Majoring in history and the fine arts, Van Dolson combined these two
interests in her first research project, a study of the historic
architecture of Carlisle, Pa., the home of Dickinson College, for her
senior thesis.
While working for her master's degree in history at the University of
Delaware, Van Dolson became interested and wrote her thesis on the
brick-cased, log houses dotting the Pennsylvania countryside in Cumberland
County.
The houses are distinctive, she said. The pattern of the brick is
different; walls extend to the ground, not to a stone foundation, and the
walls are unusually thick.
The brick walls also are studded with intermittent spikes that anchor
them to the log walls. "The brick enclosures were frequently added when an
addition was put on a house so that the exterior would look the same," she
said.
Some of the houses she discovered by driving around the countryside.

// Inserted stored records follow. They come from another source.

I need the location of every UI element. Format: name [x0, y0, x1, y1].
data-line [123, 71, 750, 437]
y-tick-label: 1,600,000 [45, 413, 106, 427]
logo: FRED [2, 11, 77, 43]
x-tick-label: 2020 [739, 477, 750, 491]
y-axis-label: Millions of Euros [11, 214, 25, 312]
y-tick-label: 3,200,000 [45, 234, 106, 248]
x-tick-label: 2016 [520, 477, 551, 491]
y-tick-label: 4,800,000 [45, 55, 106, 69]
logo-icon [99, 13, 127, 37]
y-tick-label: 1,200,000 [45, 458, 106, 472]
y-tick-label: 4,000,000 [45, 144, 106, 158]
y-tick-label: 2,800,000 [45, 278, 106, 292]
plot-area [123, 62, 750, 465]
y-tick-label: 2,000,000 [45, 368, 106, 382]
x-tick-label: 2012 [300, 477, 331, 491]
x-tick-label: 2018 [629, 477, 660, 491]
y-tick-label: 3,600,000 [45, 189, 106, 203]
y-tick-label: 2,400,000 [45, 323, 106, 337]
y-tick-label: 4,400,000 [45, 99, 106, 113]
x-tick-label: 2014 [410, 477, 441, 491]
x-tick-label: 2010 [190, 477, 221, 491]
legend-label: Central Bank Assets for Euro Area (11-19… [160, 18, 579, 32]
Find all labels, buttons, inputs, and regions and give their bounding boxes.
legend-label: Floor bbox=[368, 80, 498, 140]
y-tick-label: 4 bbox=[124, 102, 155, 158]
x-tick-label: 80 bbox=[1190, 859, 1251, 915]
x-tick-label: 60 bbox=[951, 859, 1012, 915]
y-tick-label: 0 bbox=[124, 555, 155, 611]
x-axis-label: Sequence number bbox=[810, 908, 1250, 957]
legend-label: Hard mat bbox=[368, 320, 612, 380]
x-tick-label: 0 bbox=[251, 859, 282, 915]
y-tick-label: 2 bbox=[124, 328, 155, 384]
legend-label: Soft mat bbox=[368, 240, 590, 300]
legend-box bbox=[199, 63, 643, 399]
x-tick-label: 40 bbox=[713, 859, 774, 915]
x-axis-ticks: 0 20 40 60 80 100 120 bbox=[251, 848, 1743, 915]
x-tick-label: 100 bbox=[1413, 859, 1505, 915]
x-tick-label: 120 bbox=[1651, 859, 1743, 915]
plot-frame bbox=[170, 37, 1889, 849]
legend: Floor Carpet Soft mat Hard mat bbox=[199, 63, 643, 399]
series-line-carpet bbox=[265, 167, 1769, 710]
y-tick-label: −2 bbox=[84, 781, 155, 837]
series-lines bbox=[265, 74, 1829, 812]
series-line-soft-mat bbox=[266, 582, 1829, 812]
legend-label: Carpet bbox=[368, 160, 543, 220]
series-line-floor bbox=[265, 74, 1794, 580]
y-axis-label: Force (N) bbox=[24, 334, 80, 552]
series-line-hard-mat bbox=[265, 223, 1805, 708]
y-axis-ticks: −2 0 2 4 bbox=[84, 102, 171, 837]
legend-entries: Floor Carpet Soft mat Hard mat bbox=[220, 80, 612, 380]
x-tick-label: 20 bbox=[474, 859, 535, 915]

She found others by researching old tax records. Van Dolson discovered a
total of 52 brick-cased, log houses, and people who know of her interest
have contacted her about new finds.
During this time, Van Dolson was working for the Historical Society of
Cumberland, and the project led to further research and a book, entitled
Cumberland County: An Architectural Survey.
For her doctoral dissertation, Van Dolson is conducting case studies
of distinctive communities and their buildings, ranging from a religious
settlement (similar to the Shakers) to a town settled by free African
Americans before the Civil War. Another phase of her research is the
influence of the architecture of the Cumberland Valley upon other parts of
the country. This occurred as settlers heading south and west came through
the area and eventually integrated the local architectural styles into
their homes.
Snow Hill, Pa., is one of the areas Van Dolson is researching. A
German religious community settled by Seventh Day Baptists, women and men
there were celibate and lived in separate dormitories.

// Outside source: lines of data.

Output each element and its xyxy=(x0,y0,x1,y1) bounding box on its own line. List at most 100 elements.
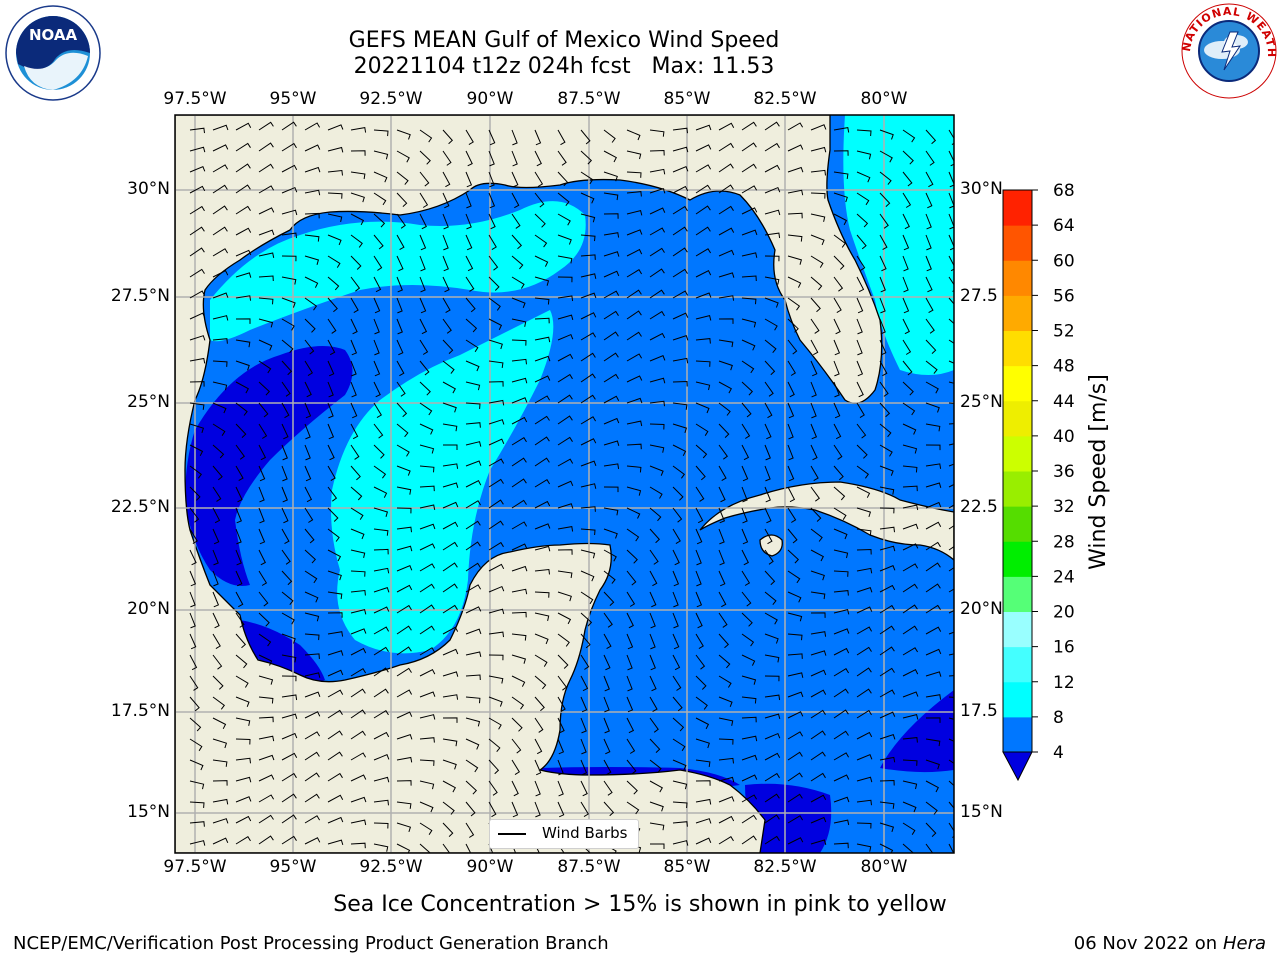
wind-barb xyxy=(350,381,357,398)
wind-barb xyxy=(511,675,526,687)
wind-barb xyxy=(603,801,615,817)
wind-barb xyxy=(741,591,752,607)
colorbar-tick-label: 48 xyxy=(1053,357,1075,377)
wind-barb xyxy=(235,836,251,845)
wind-barb xyxy=(833,549,849,559)
wind-barb xyxy=(833,528,848,540)
wind-barb xyxy=(557,353,574,362)
wind-barb xyxy=(281,549,291,565)
wind-barb xyxy=(534,336,551,343)
wind-barb xyxy=(350,842,366,849)
wind-barb xyxy=(350,796,367,803)
wind-barb xyxy=(488,478,504,488)
wind-barb xyxy=(626,654,633,671)
wind-barb xyxy=(281,713,298,720)
wind-barb xyxy=(649,168,666,175)
wind-barb xyxy=(856,465,869,479)
wind-barb xyxy=(833,423,842,440)
wind-barb xyxy=(419,780,435,790)
wind-barb xyxy=(580,654,590,670)
wind-barb xyxy=(649,696,658,713)
wind-barb xyxy=(580,483,597,489)
wind-barb xyxy=(925,444,941,451)
wind-barb xyxy=(695,798,712,805)
wind-barb xyxy=(304,591,319,603)
wind-barb xyxy=(649,332,666,341)
wind-barb xyxy=(373,776,390,783)
wind-barb xyxy=(189,423,205,434)
wind-barb xyxy=(925,759,940,770)
wind-barb xyxy=(419,339,429,355)
wind-barb xyxy=(925,648,942,656)
wind-barb xyxy=(396,507,412,514)
longitude-label: 95°W xyxy=(269,89,317,109)
wind-barb xyxy=(373,507,389,517)
wind-barb xyxy=(488,192,496,209)
wind-barb xyxy=(718,549,725,566)
wind-barb xyxy=(741,444,750,461)
wind-barb xyxy=(764,486,771,503)
wind-barb xyxy=(580,171,594,185)
wind-barb xyxy=(649,400,665,407)
wind-barb xyxy=(764,793,780,803)
wind-barb xyxy=(281,276,297,285)
wind-barb xyxy=(511,633,527,641)
wind-barb xyxy=(718,836,734,845)
longitude-label: 80°W xyxy=(860,89,908,109)
wind-barb xyxy=(212,507,221,524)
wind-barb xyxy=(603,150,617,163)
latitude-label: 22.5°N xyxy=(110,497,170,517)
wind-barb xyxy=(212,423,226,436)
wind-barb xyxy=(649,268,665,278)
wind-barb xyxy=(833,171,849,179)
wind-barb xyxy=(419,563,436,572)
wind-barb xyxy=(281,318,295,331)
wind-barb xyxy=(879,444,893,457)
wind-barb xyxy=(695,528,703,545)
nws-logo: NATIONAL WEATHER SERVICE xyxy=(1180,2,1277,99)
wind-barb xyxy=(258,297,274,305)
wind-barb xyxy=(419,276,426,293)
wind-barb xyxy=(856,606,873,614)
wind-barb xyxy=(534,150,542,167)
wind-barb xyxy=(350,774,367,782)
wind-barb xyxy=(925,822,937,837)
wind-barb xyxy=(718,184,734,194)
wind-barb xyxy=(764,232,781,239)
wind-barb xyxy=(511,234,523,250)
wind-barb xyxy=(557,780,564,797)
wind-barb xyxy=(718,717,734,726)
wind-barb xyxy=(212,402,227,414)
wind-barb xyxy=(373,822,389,829)
wind-barb xyxy=(258,754,275,761)
wind-barb xyxy=(212,528,220,545)
wind-barb xyxy=(764,142,780,152)
wind-barb xyxy=(557,549,573,555)
wind-barb xyxy=(258,360,272,374)
wind-barb xyxy=(764,654,780,663)
wind-barb xyxy=(327,650,344,656)
wind-barb xyxy=(580,675,589,692)
wind-barb xyxy=(304,672,321,678)
wind-barb xyxy=(212,486,222,502)
wind-barb xyxy=(557,255,573,264)
wind-barb xyxy=(879,360,888,377)
wind-barb xyxy=(281,793,297,803)
wind-barb xyxy=(764,675,780,682)
wind-barb xyxy=(189,381,205,387)
wind-barb xyxy=(603,696,610,713)
wind-barb xyxy=(327,689,344,698)
wind-barb xyxy=(718,675,732,688)
wind-barb xyxy=(856,423,867,439)
wind-barb xyxy=(833,590,849,596)
wind-barb xyxy=(787,189,804,196)
wind-barb xyxy=(626,465,642,473)
wind-barb xyxy=(189,205,205,215)
wind-zone-cyan-florida xyxy=(843,115,954,375)
wind-barb xyxy=(649,310,665,320)
wind-barb xyxy=(718,381,732,394)
wind-barb xyxy=(189,570,197,587)
wind-barb xyxy=(557,373,573,383)
wind-barb xyxy=(304,612,320,622)
wind-barb xyxy=(488,675,504,684)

The farms were thriving during their time, with barns, a mill, a
cooper shop, a church and other buildings on the property.

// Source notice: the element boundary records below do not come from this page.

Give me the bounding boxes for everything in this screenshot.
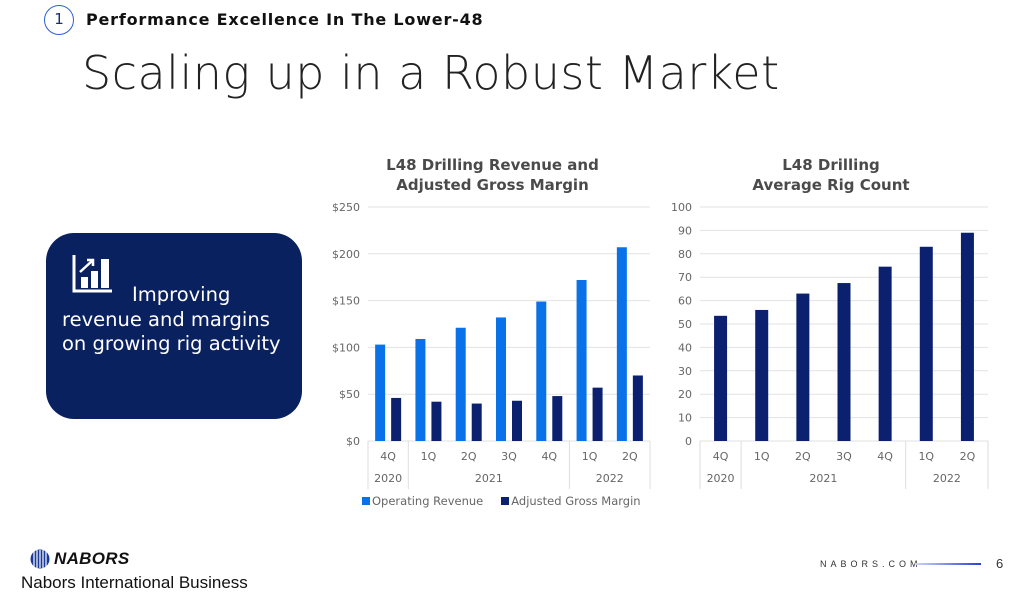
- x-tick-label: 4Q: [541, 450, 557, 463]
- bar-operating-revenue: [496, 317, 506, 441]
- bar-operating-revenue: [536, 301, 547, 441]
- website-link[interactable]: NABORS.COM: [820, 559, 922, 569]
- bar-operating-revenue: [375, 344, 386, 441]
- chart-legend: Operating Revenue Adjusted Gross Margin: [362, 494, 641, 508]
- legend-swatch: [501, 497, 510, 505]
- x-tick-label: 1Q: [421, 450, 437, 463]
- y-tick-label: 70: [678, 271, 692, 284]
- x-tick-label: 1Q: [754, 450, 770, 463]
- bar-operating-revenue: [576, 280, 587, 441]
- x-tick-label: 1Q: [918, 450, 934, 463]
- y-tick-label: 60: [678, 295, 692, 308]
- nabors-globe-icon: [30, 549, 50, 569]
- callout-box: Improving revenue and margins on growing…: [46, 233, 302, 419]
- x-group-label: 2022: [596, 472, 624, 485]
- bar-rig-count: [837, 283, 851, 441]
- chart-title-line: Average Rig Count: [752, 176, 910, 194]
- bar-rig-count: [755, 309, 769, 441]
- y-tick-label: 20: [678, 388, 692, 401]
- y-tick-label: 10: [678, 412, 692, 425]
- x-group-label: 2021: [475, 472, 503, 485]
- bar-operating-revenue: [415, 338, 426, 441]
- footer-company: Nabors International Business: [21, 573, 248, 592]
- bar-rig-count: [878, 266, 892, 441]
- x-tick-label: 2Q: [795, 450, 811, 463]
- chart-title-line: L48 Drilling: [782, 156, 880, 174]
- y-tick-label: 100: [671, 201, 692, 214]
- y-tick-label: $0: [346, 435, 360, 448]
- x-tick-label: 4Q: [380, 450, 396, 463]
- y-tick-label: 50: [678, 318, 692, 331]
- logo-text: NABORS: [54, 549, 130, 568]
- legend-item-adjusted-gross-margin: Adjusted Gross Margin: [501, 494, 641, 508]
- y-tick-label: $100: [332, 341, 360, 354]
- y-tick-label: $200: [332, 248, 360, 261]
- bar-adjusted-gross-margin: [632, 375, 643, 441]
- bar-rig-count: [919, 246, 933, 441]
- rig-count-chart: 0 10 20 30 40 50 60 70 80 90 100 4Q 1Q 2Q 3Q 4Q 1Q 2Q 2020…: [671, 201, 989, 489]
- legend-label: Adjusted Gross Margin: [511, 494, 641, 508]
- legend-swatch: [362, 497, 370, 505]
- x-tick-label: 2Q: [622, 450, 638, 463]
- x-group-label: 2022: [933, 472, 961, 485]
- x-tick-label: 2Q: [960, 450, 976, 463]
- chart-title-line: Adjusted Gross Margin: [396, 176, 589, 194]
- page-title: Scaling up in a Robust Market: [82, 46, 780, 100]
- x-tick-label: 2Q: [461, 450, 477, 463]
- x-group-label: 2021: [809, 472, 837, 485]
- revenue-margin-chart: $0 $50 $100 $150 $200 $250 4Q 1Q 2Q 3Q 4Q 1Q 2Q 2020 2…: [332, 201, 651, 489]
- callout-line: revenue and margins: [62, 307, 270, 331]
- section-number-badge: 1: [44, 5, 74, 35]
- x-tick-label: 1Q: [582, 450, 598, 463]
- y-tick-label: $50: [339, 388, 360, 401]
- bar-rig-count: [960, 232, 974, 441]
- legend-item-operating-revenue: Operating Revenue: [362, 494, 483, 508]
- y-tick-label: 90: [678, 224, 692, 237]
- y-tick-label: 0: [685, 435, 692, 448]
- chart-title-line: L48 Drilling Revenue and: [386, 156, 599, 174]
- bar-adjusted-gross-margin: [391, 397, 402, 441]
- x-group-label: 2020: [707, 472, 735, 485]
- footer-divider: [915, 563, 981, 565]
- x-tick-label: 4Q: [713, 450, 729, 463]
- bar-adjusted-gross-margin: [592, 387, 603, 441]
- x-tick-label: 4Q: [877, 450, 893, 463]
- y-tick-label: $150: [332, 295, 360, 308]
- y-tick-label: 30: [678, 365, 692, 378]
- callout-text: Improving revenue and margins on growing…: [62, 283, 292, 357]
- bar-adjusted-gross-margin: [431, 401, 442, 441]
- y-tick-label: $250: [332, 201, 360, 214]
- bar-operating-revenue: [455, 327, 466, 441]
- x-tick-label: 3Q: [501, 450, 517, 463]
- y-tick-label: 80: [678, 248, 692, 261]
- bar-adjusted-gross-margin: [552, 396, 563, 441]
- bar-rig-count: [796, 293, 810, 441]
- nabors-logo: NABORS: [30, 549, 129, 569]
- section-title: Performance Excellence In The Lower-48: [86, 10, 484, 29]
- y-tick-label: 40: [678, 341, 692, 354]
- x-tick-label: 3Q: [836, 450, 852, 463]
- legend-label: Operating Revenue: [372, 494, 484, 508]
- bar-rig-count: [714, 315, 728, 441]
- x-group-label: 2020: [374, 472, 402, 485]
- bar-operating-revenue: [616, 247, 627, 441]
- callout-line: Improving: [132, 283, 231, 306]
- chart-title-rig-count: L48 Drilling Average Rig Count: [700, 155, 962, 195]
- bar-adjusted-gross-margin: [471, 403, 482, 441]
- page-number: 6: [996, 556, 1004, 571]
- callout-line: on growing rig activity: [62, 332, 281, 355]
- chart-title-revenue: L48 Drilling Revenue and Adjusted Gross …: [360, 155, 625, 195]
- bar-chart-growth-icon: [72, 255, 112, 293]
- bar-adjusted-gross-margin: [512, 400, 522, 441]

Because the sect members believed that Saturday was the Sabbath and
worked on Sunday, they were involved in a court case that gave insights
into their way of life, Van Dolson said. When the last brother died in
1893, everything was left just as it was and remains that way today, as if
the members were still living there.
Mercersburg, Pa., is another town whose old homes Van Dolson is
documenting for her dissertation. Before the Civil War, the town housed a
settlement of approximately 70 free African Americans. In some cases, the
descendants of the original owners still live in the old houses. The homes
in which the African Americans and others lived are distinctive
story-and-a- half houses.
In East Pennsborough, Pa., she is doing research on the various kinds
of ethnic homes built in the town--from Georgian to the large, square
German houses built around a central chimney to the Scottish-Irish homes,
known as hall/parlor houses. These houses had two or three downstairs
rooms, with the kitchen as a part of the hall, Van Dolson explained.
Van Dolson documents the homes by measuring, making drawings, taking
photographs and researching their origins.
The owners of the old houses share her interest and have always been
helpful in making their homes available to her, and telling her what they
know about the history of their houses.
As for leisure time, what else would an architectural historian do but
be involved in restoring her own house, located in Green Park, Pa., north
of Harrisburg, and dating back to 1813.